Antibiotic resistance is widely recognized as one of the most pressing global health challenges, resulting from the rapid and uncontrolled spread of multidrug-resistant bacterial and fungal pathogens. The progressive loss of effectiveness of conventional antibiotics highlights the urgent need for alternative therapeutic strategies. In this scenario, antimicrobial peptides (AMPs) have attracted increasing attention as promising candidates for the treatment of infectious diseases, due to their broad-spectrum activity, diverse mechanisms of action, and reduced likelihood of inducing resistance compared to conventional antibiotics.
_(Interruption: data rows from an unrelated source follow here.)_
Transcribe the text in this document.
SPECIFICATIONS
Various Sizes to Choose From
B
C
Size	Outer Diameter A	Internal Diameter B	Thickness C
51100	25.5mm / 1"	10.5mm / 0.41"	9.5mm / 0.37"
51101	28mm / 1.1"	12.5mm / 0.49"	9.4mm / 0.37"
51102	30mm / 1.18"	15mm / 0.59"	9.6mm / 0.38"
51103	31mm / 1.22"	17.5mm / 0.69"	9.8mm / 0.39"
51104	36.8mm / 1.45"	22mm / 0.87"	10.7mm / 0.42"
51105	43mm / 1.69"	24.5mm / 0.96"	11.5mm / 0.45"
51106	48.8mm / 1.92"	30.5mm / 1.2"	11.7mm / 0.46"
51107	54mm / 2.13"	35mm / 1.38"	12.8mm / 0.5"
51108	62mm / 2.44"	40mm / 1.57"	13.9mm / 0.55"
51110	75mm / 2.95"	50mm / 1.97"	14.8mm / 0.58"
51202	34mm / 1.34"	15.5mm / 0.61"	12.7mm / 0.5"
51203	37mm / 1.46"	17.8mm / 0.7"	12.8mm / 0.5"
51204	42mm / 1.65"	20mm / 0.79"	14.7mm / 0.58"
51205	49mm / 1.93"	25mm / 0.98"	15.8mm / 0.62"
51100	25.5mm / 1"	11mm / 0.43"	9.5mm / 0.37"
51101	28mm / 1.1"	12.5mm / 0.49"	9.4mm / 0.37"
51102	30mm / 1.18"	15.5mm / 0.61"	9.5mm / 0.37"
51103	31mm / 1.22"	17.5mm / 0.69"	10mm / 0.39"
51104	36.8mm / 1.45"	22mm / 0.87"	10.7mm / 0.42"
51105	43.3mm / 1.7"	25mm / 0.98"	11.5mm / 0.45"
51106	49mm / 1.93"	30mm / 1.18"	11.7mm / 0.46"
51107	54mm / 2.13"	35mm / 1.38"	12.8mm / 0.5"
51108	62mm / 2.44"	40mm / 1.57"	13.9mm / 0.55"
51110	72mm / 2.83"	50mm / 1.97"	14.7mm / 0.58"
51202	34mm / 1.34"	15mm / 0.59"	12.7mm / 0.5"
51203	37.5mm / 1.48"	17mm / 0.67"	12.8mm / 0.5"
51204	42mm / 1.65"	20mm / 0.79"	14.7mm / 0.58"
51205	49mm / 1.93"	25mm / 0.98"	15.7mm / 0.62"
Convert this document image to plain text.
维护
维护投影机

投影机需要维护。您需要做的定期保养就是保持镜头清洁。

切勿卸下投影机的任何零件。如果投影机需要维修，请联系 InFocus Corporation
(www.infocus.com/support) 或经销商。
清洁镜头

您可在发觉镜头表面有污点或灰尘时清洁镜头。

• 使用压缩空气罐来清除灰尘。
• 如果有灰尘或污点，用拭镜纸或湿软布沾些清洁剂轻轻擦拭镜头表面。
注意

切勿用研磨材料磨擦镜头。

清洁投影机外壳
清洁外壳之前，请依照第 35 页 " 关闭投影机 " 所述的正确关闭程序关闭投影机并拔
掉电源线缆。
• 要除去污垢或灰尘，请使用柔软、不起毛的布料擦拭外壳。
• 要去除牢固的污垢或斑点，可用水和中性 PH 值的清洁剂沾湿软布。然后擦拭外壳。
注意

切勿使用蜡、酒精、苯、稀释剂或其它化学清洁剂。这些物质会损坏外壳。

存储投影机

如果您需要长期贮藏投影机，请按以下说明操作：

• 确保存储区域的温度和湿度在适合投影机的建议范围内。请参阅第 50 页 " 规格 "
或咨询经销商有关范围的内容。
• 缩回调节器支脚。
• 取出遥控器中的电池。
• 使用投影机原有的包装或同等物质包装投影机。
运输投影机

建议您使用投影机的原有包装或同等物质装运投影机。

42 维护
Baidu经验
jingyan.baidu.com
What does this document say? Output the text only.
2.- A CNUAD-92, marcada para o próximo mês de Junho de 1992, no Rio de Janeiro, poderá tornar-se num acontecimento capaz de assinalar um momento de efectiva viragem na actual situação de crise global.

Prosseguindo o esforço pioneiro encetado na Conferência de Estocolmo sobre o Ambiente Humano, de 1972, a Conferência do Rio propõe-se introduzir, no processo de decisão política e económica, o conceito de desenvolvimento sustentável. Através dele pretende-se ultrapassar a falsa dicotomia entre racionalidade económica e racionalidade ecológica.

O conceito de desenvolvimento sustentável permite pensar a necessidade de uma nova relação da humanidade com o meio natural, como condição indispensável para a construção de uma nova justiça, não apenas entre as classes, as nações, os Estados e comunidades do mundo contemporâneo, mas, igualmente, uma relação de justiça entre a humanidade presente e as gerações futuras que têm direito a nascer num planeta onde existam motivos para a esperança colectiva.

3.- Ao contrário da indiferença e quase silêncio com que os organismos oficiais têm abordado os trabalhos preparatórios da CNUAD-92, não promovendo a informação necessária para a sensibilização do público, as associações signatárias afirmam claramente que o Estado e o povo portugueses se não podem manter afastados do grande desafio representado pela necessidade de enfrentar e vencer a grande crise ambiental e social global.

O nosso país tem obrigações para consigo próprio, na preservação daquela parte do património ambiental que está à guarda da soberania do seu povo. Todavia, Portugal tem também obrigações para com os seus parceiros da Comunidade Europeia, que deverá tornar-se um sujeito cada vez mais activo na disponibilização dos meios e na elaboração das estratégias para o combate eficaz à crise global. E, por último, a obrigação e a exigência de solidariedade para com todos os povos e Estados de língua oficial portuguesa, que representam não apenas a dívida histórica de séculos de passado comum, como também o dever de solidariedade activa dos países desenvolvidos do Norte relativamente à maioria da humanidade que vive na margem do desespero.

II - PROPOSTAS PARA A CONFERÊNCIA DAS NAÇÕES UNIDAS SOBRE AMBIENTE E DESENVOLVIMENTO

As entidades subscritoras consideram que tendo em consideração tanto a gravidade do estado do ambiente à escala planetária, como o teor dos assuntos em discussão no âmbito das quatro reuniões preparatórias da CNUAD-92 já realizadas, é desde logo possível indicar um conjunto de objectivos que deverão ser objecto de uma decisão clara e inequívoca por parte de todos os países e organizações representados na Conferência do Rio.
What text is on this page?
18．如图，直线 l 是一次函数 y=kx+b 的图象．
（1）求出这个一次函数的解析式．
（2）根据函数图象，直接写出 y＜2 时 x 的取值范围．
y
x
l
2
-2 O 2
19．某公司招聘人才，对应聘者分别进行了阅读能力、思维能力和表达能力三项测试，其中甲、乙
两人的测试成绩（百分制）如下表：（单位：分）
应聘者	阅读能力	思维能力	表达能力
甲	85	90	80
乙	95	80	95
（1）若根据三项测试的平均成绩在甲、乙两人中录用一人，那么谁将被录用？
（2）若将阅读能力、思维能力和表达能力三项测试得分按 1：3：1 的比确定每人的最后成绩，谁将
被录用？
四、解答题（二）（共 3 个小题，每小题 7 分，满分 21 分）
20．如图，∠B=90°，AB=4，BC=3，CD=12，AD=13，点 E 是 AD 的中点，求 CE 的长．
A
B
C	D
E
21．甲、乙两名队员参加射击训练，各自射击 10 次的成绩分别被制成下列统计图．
This study investigates the potential of novel synthetic AMPs inspired by natural peptide scaffolds and developed through advanced rational design approaches. Natural peptides from a Mediterranean medical plant Charybdis pancration (Steinh.) Speta were used as starting templates for the design of multiple modified peptide sequences employing in silico tools based on artificial intelligence and deep-learning models. These computational strategies enabled the optimization of key physicochemical properties associated with antimicrobial and antibiofilm activity.
The designed peptides were subsequently evaluated using a combination of in silico analyses and in vitro tests to validate their predicted MICs against relevant Gram-negative pathogens (Acinetobacter baumannii and Pseudomonas aeruginosa) and Gram-positive pathogens (antibiotic-resistant Staphylococcus aureus). In particular, the in silico analysis predicted MIC values against Pseudomonas aeruginosa ranging from 48.8 to 10.9 µg/mL.
Overall, this work highlights the value of integrating natural peptide sources with artificial intelligence-based design methodologies for the discovery of new antimicrobial candidates. Such an approach may help to expand the current antimicrobial pipeline and provide innovative solutions to combat the growing threat of antibiotic resistance.